First, we added the photos in our dataset to our list called “data” by going through some processes. We kept the indexes of the columns where no photos could be found in a list and printed them.

Secondly, we performed some operations to include the columns that our model should handle while learning in a new list called labels.

We converted our data and labels lists into numpy arrays. We applied normalization while transforming the data list.

We converted our labels list to binary using a MultiLabelBinarizer. We also got all the class values we had with the mlb.classes_ code.

Afterwards, we designed our main model by creating a CNN model. (This CNN model is for our trial this week. Next week, we will calculate the accuracy again over different CNN models and parameters and decide on our final model.)

Then, for the learning phase, we divided our dataset into train and test and left 20% of the data for the test set.

We trained the model in batches of 32 for 50 epochs.
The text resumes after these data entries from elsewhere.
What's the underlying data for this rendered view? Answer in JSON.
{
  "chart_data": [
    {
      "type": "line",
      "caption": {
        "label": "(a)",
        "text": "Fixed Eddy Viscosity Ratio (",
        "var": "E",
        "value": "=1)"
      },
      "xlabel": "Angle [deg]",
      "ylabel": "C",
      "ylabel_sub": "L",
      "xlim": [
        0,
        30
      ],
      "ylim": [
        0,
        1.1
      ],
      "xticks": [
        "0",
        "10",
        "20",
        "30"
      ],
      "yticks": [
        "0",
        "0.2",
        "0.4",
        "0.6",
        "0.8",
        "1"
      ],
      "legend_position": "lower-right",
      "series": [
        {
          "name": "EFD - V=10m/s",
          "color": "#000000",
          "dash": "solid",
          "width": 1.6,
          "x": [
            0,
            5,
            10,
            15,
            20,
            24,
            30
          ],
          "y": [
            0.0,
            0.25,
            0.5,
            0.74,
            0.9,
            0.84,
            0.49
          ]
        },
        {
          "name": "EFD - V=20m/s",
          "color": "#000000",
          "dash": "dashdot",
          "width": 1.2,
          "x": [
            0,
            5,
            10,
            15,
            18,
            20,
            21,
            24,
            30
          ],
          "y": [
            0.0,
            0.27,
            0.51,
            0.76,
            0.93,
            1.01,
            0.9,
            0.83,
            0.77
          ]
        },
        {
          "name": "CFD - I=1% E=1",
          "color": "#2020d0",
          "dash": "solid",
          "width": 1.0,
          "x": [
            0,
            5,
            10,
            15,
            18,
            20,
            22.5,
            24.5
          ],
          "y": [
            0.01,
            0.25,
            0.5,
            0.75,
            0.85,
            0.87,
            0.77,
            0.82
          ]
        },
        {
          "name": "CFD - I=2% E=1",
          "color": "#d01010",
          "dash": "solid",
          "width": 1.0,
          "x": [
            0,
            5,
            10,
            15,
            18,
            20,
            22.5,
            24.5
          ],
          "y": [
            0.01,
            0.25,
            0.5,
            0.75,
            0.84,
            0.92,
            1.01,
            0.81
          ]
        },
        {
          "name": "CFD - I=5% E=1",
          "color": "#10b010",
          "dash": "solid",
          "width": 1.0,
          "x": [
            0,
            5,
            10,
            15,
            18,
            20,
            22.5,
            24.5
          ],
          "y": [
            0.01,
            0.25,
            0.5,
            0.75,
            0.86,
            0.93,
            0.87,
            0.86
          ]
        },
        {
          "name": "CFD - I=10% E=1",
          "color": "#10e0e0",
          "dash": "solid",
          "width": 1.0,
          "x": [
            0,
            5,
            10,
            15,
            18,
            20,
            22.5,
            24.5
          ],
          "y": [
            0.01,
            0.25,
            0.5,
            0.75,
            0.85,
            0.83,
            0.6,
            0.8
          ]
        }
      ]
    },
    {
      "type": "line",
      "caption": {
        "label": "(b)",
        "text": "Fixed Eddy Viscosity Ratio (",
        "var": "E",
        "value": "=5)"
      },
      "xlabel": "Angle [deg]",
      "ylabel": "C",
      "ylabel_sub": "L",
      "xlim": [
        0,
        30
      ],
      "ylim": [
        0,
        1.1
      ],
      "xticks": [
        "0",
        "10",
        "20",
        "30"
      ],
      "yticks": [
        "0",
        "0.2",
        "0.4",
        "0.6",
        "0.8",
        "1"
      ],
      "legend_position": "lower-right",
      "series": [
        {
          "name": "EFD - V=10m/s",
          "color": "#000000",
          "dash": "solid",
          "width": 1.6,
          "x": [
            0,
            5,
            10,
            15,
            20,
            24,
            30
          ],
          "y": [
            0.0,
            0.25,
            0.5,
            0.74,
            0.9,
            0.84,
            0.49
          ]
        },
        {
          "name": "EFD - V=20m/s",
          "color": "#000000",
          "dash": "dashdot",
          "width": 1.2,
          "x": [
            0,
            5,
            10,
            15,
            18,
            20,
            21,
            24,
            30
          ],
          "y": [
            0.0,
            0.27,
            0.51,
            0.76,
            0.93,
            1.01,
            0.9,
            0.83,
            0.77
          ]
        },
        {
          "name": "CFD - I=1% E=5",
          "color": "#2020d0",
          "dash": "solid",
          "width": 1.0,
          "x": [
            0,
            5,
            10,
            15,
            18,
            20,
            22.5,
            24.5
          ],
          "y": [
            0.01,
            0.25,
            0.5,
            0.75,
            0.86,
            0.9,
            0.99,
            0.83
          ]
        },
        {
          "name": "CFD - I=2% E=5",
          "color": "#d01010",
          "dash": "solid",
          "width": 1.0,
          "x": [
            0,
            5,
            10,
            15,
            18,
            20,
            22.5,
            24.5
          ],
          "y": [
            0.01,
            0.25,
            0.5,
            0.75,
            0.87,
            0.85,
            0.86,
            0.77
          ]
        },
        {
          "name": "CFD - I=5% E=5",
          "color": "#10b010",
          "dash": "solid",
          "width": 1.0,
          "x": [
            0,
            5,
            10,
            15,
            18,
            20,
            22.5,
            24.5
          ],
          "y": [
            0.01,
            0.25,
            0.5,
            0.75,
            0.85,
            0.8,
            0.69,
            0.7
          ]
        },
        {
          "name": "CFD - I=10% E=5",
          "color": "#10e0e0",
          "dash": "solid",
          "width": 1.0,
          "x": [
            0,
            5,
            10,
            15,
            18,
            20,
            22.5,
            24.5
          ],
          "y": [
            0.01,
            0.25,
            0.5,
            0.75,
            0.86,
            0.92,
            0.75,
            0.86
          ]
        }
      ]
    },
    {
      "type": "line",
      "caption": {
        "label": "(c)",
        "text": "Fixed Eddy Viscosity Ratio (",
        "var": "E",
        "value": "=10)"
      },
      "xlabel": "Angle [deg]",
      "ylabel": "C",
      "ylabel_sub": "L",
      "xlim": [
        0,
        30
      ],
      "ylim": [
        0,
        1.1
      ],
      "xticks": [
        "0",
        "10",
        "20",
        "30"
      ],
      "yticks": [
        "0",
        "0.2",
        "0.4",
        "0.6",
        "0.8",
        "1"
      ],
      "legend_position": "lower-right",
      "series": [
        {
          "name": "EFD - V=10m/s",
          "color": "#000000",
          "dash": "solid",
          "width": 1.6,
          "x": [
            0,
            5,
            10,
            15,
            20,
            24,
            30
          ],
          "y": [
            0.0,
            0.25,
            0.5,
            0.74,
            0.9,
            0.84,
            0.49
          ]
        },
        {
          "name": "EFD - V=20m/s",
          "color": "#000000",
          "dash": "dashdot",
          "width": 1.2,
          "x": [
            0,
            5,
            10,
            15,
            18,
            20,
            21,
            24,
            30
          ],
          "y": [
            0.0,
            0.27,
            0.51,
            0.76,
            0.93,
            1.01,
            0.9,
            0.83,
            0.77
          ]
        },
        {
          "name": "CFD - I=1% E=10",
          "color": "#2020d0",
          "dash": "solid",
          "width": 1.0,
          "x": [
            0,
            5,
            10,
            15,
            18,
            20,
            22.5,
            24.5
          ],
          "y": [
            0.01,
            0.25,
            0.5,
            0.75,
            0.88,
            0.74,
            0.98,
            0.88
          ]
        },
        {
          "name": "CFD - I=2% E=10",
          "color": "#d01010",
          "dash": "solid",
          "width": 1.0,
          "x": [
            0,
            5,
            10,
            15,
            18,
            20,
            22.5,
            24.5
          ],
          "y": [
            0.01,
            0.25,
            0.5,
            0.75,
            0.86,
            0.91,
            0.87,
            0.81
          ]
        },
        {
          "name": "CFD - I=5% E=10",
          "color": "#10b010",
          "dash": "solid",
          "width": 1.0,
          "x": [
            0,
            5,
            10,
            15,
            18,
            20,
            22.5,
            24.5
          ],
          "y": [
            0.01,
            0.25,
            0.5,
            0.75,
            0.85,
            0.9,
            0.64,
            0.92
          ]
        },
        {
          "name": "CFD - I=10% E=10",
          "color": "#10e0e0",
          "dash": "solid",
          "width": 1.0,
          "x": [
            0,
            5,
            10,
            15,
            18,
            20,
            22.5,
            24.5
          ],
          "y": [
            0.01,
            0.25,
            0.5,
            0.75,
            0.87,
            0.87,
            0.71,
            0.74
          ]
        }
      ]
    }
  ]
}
Finally, to see the success of our model, we took the predictions with model.predict and calculated the success of our model after some processes.

–Karışık Değerlere Ait Fotoğraf-

When we printed the actual and predicted values, we observed that the order we wanted was disrupted and some predictions were under- or over-done.
For this reason, after performing some filtering operations on the two labels, we recalculated the success of the model without making any new predictions. As a result of this calculation, the success of our model increased noticeably.